The banks who cry wolf: or how bees can only sting once
A Financial Times editorial today urges the Government to call the banks’ bluff over threats to move overseas if this, that or the other policy that they don’t like is introduced. The FT correctly says that:
Such threats should be faced down, not just because they are unreasonable but because they are of questionable credibility. It is not clear what “moving abroad” actually means. Were a bank such as Barclays to shift its headquarters, the impact on the UK would surely be minimal as it would still do much of its business and pay taxes in the country. What is more likely anyway is that rather than upping sticks altogether, some banks may reduce their new investments in Britain. This might make the City slightly less of a hot spot, but it would not be a disaster. And were it to be the price of financial stability, this would be a price worth paying.

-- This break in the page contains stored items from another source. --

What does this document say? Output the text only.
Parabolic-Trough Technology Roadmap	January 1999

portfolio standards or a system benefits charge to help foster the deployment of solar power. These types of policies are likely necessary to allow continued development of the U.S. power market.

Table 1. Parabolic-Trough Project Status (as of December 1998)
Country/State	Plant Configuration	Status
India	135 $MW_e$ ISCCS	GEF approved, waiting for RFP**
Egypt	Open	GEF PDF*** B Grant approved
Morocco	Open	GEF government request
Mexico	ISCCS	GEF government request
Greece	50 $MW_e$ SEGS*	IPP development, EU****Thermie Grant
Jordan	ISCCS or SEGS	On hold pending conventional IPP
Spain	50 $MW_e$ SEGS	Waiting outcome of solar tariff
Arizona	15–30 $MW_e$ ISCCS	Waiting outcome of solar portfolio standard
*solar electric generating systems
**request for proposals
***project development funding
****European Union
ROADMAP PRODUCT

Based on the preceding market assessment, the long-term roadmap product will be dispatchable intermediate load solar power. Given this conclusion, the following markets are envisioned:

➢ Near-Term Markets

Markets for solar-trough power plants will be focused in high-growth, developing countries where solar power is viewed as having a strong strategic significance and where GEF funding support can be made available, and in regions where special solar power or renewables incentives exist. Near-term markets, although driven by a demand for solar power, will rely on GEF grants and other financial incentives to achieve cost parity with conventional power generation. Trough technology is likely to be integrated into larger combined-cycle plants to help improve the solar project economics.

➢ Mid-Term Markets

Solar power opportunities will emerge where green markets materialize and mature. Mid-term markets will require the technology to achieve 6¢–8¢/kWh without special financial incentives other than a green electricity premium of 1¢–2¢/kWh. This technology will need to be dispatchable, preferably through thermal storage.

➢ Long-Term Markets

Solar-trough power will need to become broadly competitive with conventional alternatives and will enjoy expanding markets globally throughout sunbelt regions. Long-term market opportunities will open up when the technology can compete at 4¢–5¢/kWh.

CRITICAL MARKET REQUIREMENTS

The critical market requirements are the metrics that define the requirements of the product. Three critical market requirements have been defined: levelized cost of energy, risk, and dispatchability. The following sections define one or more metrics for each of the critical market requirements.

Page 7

This is also rapidly turning into the longest blackmail attempt in history. Every time any – however minor – proposal is made to tax or restrain financial sector profligacy or risk-taking (remember the dire warnings about Alistair Darling’s bonus tax?), some major financial institution or other lets it be known that – often with crocodile tears or an onion in their hankie – that they might have to consider decamping en masse to somewhere with worse opera houses and an inadequate luxury goods market, or worse, no honours system! The FT mentions Standard Chartered and HSBC too – I wonder if RBS, despite being actually owned by the Government, has made similar threats?
The threat can be made perpetually. But it can only be carried out once, and that’s another reason why it is not a threat that should be taken seriously. It is the equivalent of saying “do what I say or I warn you, I will give away my only weapon.”